Но я тут же вмешался с вопросом, чтобы сменить тему, поскольку совершенно не желал обсуждать свои прошлые дела в Бостоне.
— Эти корабли, сэр, — сказал я, указывая на три фрегата, что свирепо глядели друг на друга. — Что здесь происходит?
— А-а! — сказал он с сальной ухмылкой. — Так вы еще не слыхали?
— Нет, — ответил я, и все матросы пододвинулись поближе, чтобы послушать, что он скажет.
— Да это, сэр, — начал акцизный чиновник, — французский «Меркюр» о тридцати двух орудиях, который три дня назад гнал британскую «Калифему» о тридцати восьми орудиях вдоль всего побережья от острова Нантакет и загнал ее в Бостон, а та бежала, поджав хвост.
— Что? — вырвалось у меня сдавленным голосом. — Британский фрегат бежал от треклятого лягушатника?
Я не мог в это поверить! Я не питал любви к Королевскому флоту [10], но я знал, как хорошо они делают свое дело. Все это знали. В голове не укладывалось, что британский капитан побежит от лягушатников, даже столкнувшись с превосходящими силами, не говоря уже о более слабом корабле.

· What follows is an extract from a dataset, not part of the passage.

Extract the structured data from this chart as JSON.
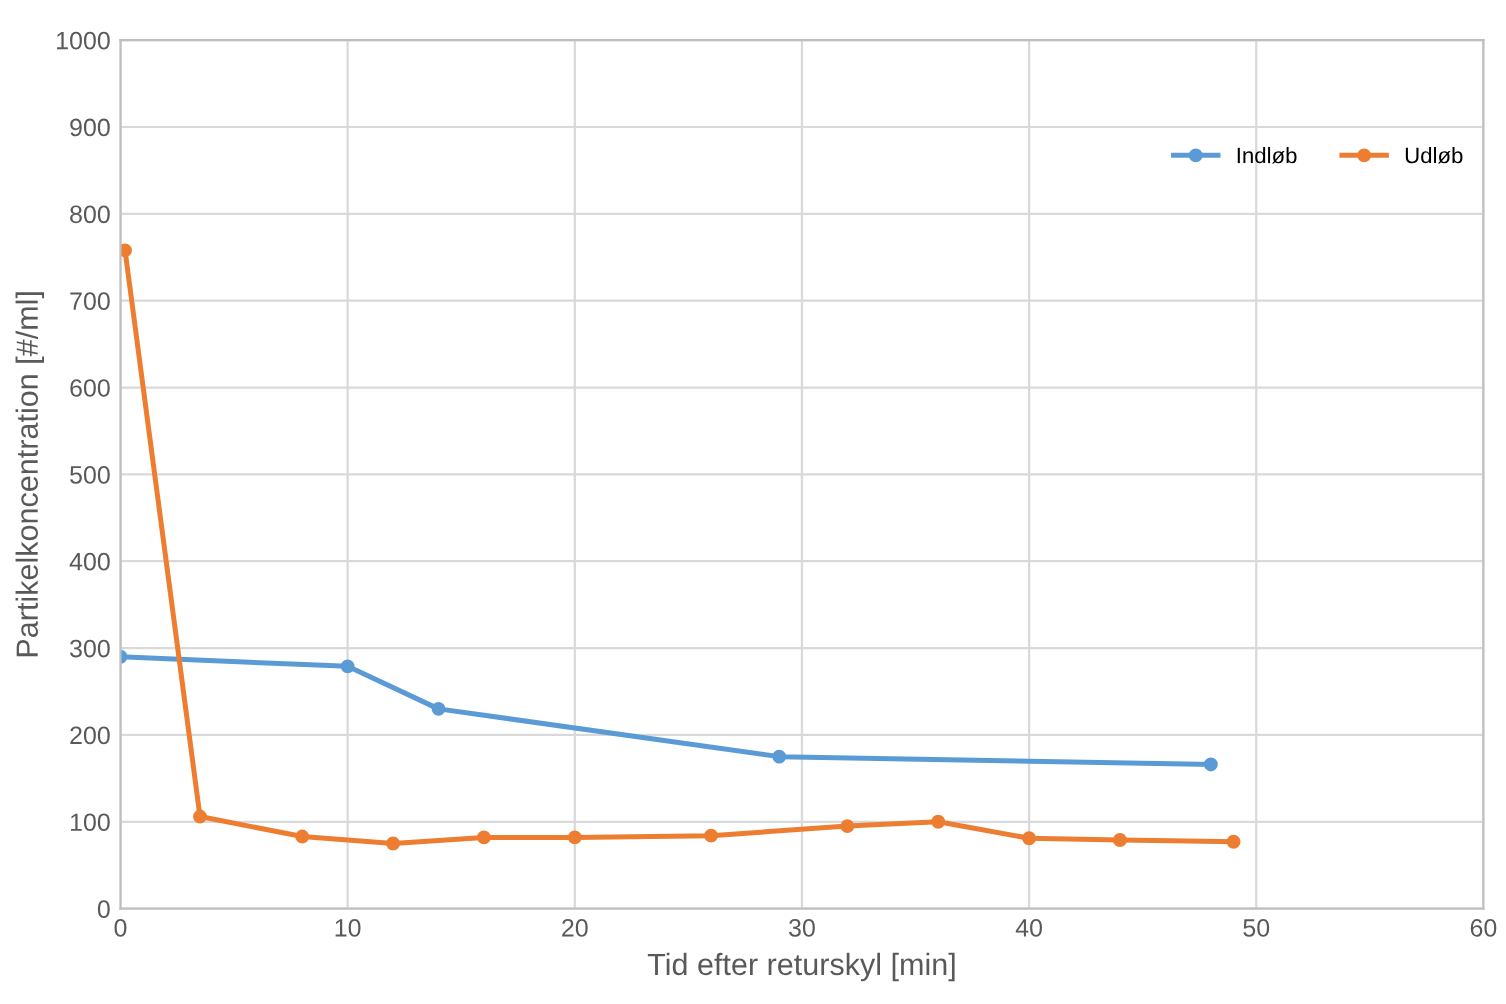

Обычный капитан фрегата глаза и руки бы отдал за возможность сразиться один на один. Но акцизный чиновник смотрел на меня, склонив голову набок.
— Вы, я так понимаю, и сами британец, судя по выговору? — спросил он.
— Нет, — быстро ответил я. — Я американский гражданин, присягнувший перед магистратом в вашем же городе. — Это была правда. Я получил гражданство, когда был в Бостоне в прошлый раз.
— А-а! — сказал он, не вполне убежденный.
— Но что они делают сейчас? — спросил я, глядя на высокие мачты в трех милях от нас, в бостонском проливе.
— Ну, мистер американец Флетчер, — сказал он, — во-первых, тот, что побольше, — это наш собственный «Декларейшн оф Индепенденс», благослови его Господь, который присматривает за двумя другими. «Меркюр» — француз, и он присматривает за «Калифемой», которая стоит здесь для переговоров с консулом Франции о передаче корабля правительству этой страны.
— Что? — взвизгнул я, словно мне в зад вонзили раскаленное железо. — Перейти к треклятым французам? Никогда! Никогда, никогда, никогда! О чем только думает ее клятый капитан?
Акцизный чиновник рассмеялся.
— Этот бедный, клятый салага заливает глаза ромом в таверне «Нью-Проспект», — он ткнул большим пальцем в сторону берега. — Команда вышвырнула его с корабля позавчера, вместе с теми, кто пошел за ним.
— О, — сказал я, — так там был мятеж. Теперь я понимаю. — Это было облегчением, потому что иначе мир перевернулся бы с ног на голову. Я тут же решил держаться от «Калифемы» как можно дальше. Она приняла на борт Ангела Смерти, когда связалась с французами, потому что теперь флот будет преследовать ее людей до края земли. И кроме того, раз уж я не мог вернуться в Англию, какое мне до всего этого дело?